Jani’s approach to the bodied self stems from a concern with oblique self portraiture, a bearing of witness to the conflict between the rational nature that is presented in public and the instinctive one that is nurtured in secret. Jani’s imagery may be classified off Kalighat.. The artist has skillfully adapted the style associated with the marketplace painters and printmakers of 19th century Kolkatta. In recovering an older genre of subaltern cultural production for contemporary high culture, it may seem that Jani has acted as an arcvhivist: and yet he re kindles these recovered forms, abrades them with the friction of an alternate sexuality.. his self portraying intervention is impelled by laughter: survival as the translation of desire and pain into a triumphant, comedic act of self assertion.”

RANJIT HOSKOTE

Is a cultural theorist, independent curator and poet. He has published several books on art, artists, and four collections of poetry.

2000 ON STORIES

” Not just the notes but the spaces between them that are important, Jani beckons the viewer to look at the absent, the imaginary images…sculptures are like those in a museum or a cave which leave the viewer in wonder( because of the grandeur and craftsmanship usually) and at the same time unresponsive.”

Jasmine Shah Varma

is a curator and art critic

1998 catalogue essay for Faerie Tales, A Re-look

MARKED BY RESTRAINT

Jehangir Jani’s protagonists inhabit a Foucaldian world, where desire and power face off without any apparent mediatory possibilities. And some of the titles of his work in `Faerie Tales…A Re-look’ (`Chaka Chakka Chakka Chakka Chakka Chakka’; `Naked Flowers/Pansies’) themselves hint at an immediate response on the part of the artist to the slings and arrows of convention. But Jani’s creative effort, a parallel to Foucault’s authorial voice, is altogether more considered than those in your face titles or the first shock of facing his outrageously phallic constructions might lead us to believe.

Jani’s characters- trapped, manacled, racked- are restrained from journeying to the untravelled world which gleams through the arch of experience, but we spectators can move beyond our initial shock to the more subtle details apparent in the artist’s work.
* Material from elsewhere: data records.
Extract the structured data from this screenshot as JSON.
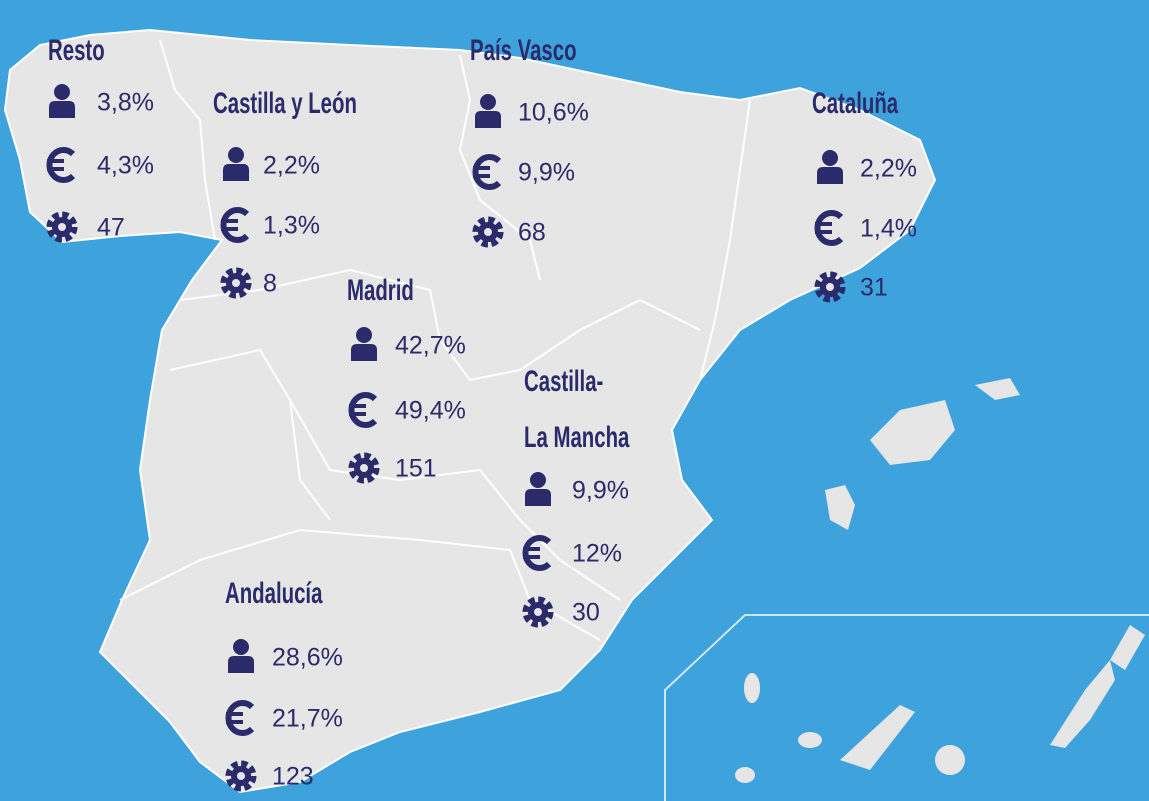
{
  "regions": [
    {
      "name": "Resto",
      "population": "3,8%",
      "revenue": "4,3%",
      "companies": "47"
    },
    {
      "name": "Castilla y León",
      "population": "2,2%",
      "revenue": "1,3%",
      "companies": "8"
    },
    {
      "name": "País Vasco",
      "population": "10,6%",
      "revenue": "9,9%",
      "companies": "68"
    },
    {
      "name": "Cataluña",
      "population": "2,2%",
      "revenue": "1,4%",
      "companies": "31"
    },
    {
      "name": "Madrid",
      "population": "42,7%",
      "revenue": "49,4%",
      "companies": "151"
    },
    {
      "name_lines": [
        "Castilla-",
        "La Mancha"
      ],
      "population": "9,9%",
      "revenue": "12%",
      "companies": "30"
    },
    {
      "name": "Andalucía",
      "population": "28,6%",
      "revenue": "21,7%",
      "companies": "123"
    }
  ]
}
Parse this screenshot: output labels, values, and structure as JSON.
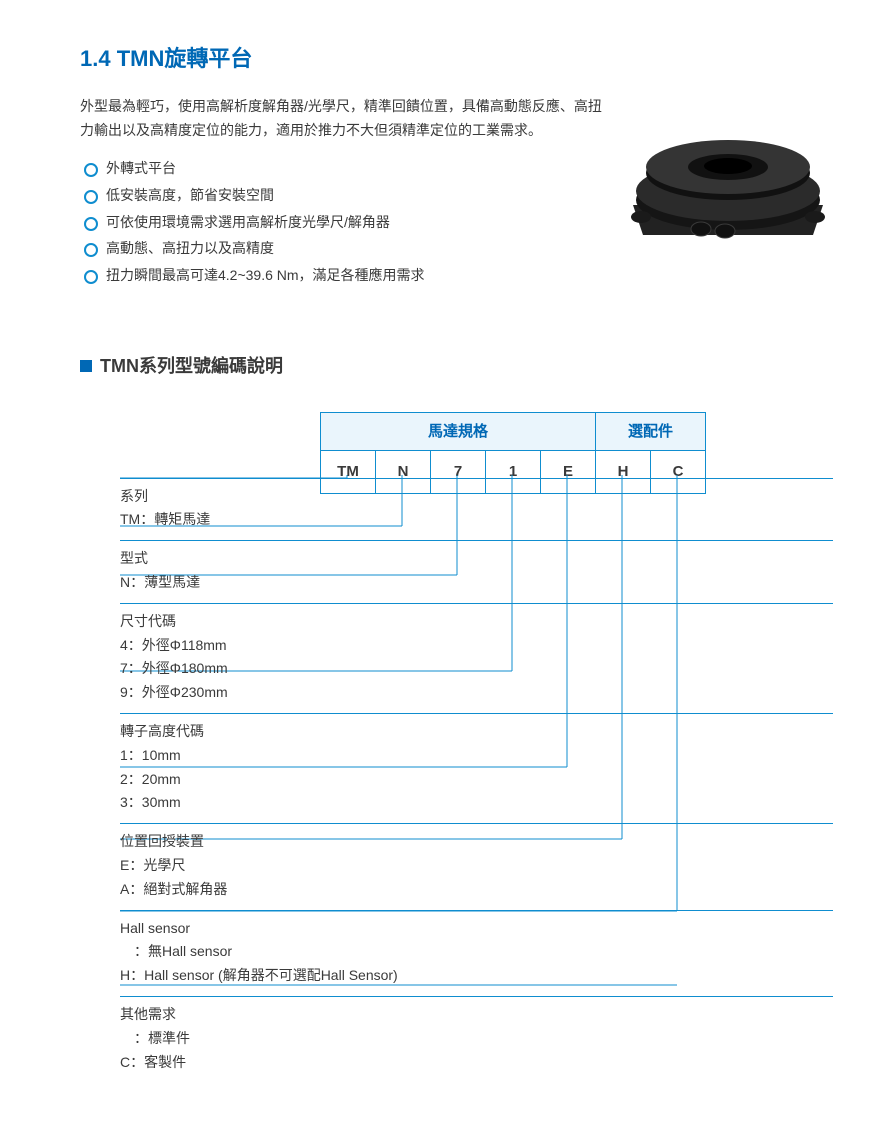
{
  "title": "1.4 TMN旋轉平台",
  "intro": "外型最為輕巧，使用高解析度解角器/光學尺，精準回饋位置，具備高動態反應、高扭力輸出以及高精度定位的能力，適用於推力不大但須精準定位的工業需求。",
  "bullets": [
    "外轉式平台",
    "低安裝高度，節省安裝空間",
    "可依使用環境需求選用高解析度光學尺/解角器",
    "高動態、高扭力以及高精度",
    "扭力瞬間最高可達4.2~39.6 Nm，滿足各種應用需求"
  ],
  "subheading": "TMN系列型號編碼說明",
  "tableHeaders": {
    "spec": "馬達規格",
    "options": "選配件"
  },
  "codeCells": [
    "TM",
    "N",
    "7",
    "1",
    "E",
    "H",
    "C"
  ],
  "groups": [
    {
      "title": "系列",
      "items": [
        "TM：轉矩馬達"
      ]
    },
    {
      "title": "型式",
      "items": [
        "N：薄型馬達"
      ]
    },
    {
      "title": "尺寸代碼",
      "items": [
        "4：外徑Φ118mm",
        "7：外徑Φ180mm",
        "9：外徑Φ230mm"
      ]
    },
    {
      "title": "轉子高度代碼",
      "items": [
        "1：10mm",
        "2：20mm",
        "3：30mm"
      ]
    },
    {
      "title": "位置回授裝置",
      "items": [
        "E：光學尺",
        "A：絕對式解角器"
      ]
    },
    {
      "title": "Hall sensor",
      "items": [
        "　：無Hall sensor",
        "H：Hall sensor (解角器不可選配Hall Sensor)"
      ]
    },
    {
      "title": "其他需求",
      "items": [
        "　：標準件",
        "C：客製件"
      ]
    }
  ],
  "colors": {
    "brand": "#0068b5",
    "line": "#0f8dcf",
    "headBg": "#eaf5fc",
    "text": "#3a3a3a"
  },
  "layout": {
    "cellWidth": 55,
    "tableLeft": 240,
    "groupTops": [
      66,
      114,
      163,
      259,
      355,
      427,
      499,
      573
    ],
    "cellCenters": [
      27,
      82,
      137,
      192,
      247,
      302,
      357
    ]
  }
}
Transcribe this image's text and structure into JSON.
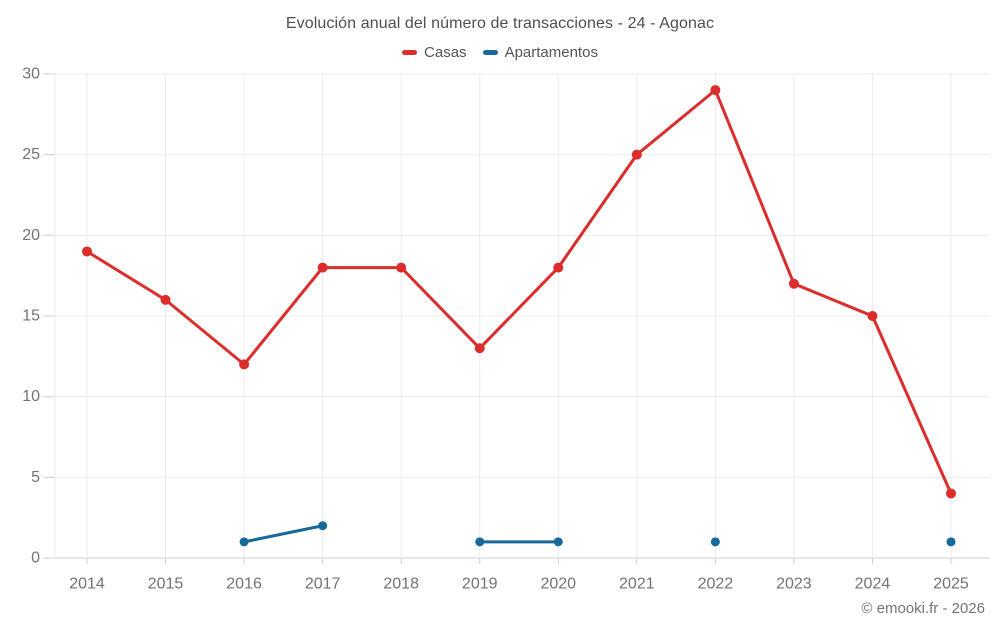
{
  "footer": {
    "text": "© emooki.fr - 2026"
  },
  "colors": {
    "casas": "#dc2c2c",
    "apartamentos": "#17699c",
    "grid": "#ececec",
    "axis": "#cfcfcf",
    "tick_text": "#737373",
    "title_text": "#4f4f4f"
  },
  "chart_data": {
    "type": "line",
    "title": "Evolución anual del número de transacciones - 24 - Agonac",
    "categories": [
      "2014",
      "2015",
      "2016",
      "2017",
      "2018",
      "2019",
      "2020",
      "2021",
      "2022",
      "2023",
      "2024",
      "2025"
    ],
    "series": [
      {
        "name": "Casas",
        "color": "#dc2c2c",
        "marker_radius": 5,
        "line_width": 3,
        "values": [
          19,
          16,
          12,
          18,
          18,
          13,
          18,
          25,
          29,
          17,
          15,
          4
        ]
      },
      {
        "name": "Apartamentos",
        "color": "#17699c",
        "marker_radius": 4.5,
        "line_width": 3,
        "values": [
          null,
          null,
          1,
          2,
          null,
          1,
          1,
          null,
          1,
          null,
          null,
          1
        ]
      }
    ],
    "xlabel": "",
    "ylabel": "",
    "ylim": [
      0,
      30
    ],
    "yticks": [
      0,
      5,
      10,
      15,
      20,
      25,
      30
    ],
    "grid": true,
    "legend_position": "top"
  }
}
The stoic countenances that Jani has crafted, some of them modeled on the artist’s own face, counter any attempts to place his work in a kinetic- rebellious category. While these shackled characters cannot transcend their situation, they seem to posses, like Sisyphus in Camus’ vision, an awareness, a consciousness of their state.

Satre considered Camus’ view too dark to be genuinely existentialist, and the consciousness Jani’s figures possess seems also to be small compensation for the tortures to which they are subjected, the restraints which have marked, scarred, mutilated them, the immobility which is a sign of their helplessness. The clay body, of desire, is overmatched by the metal of a soul, of society…

GIRISH SHAHANE

Is an art historian curator. He was editor of Art India magazine. He writes for various magazines and publications.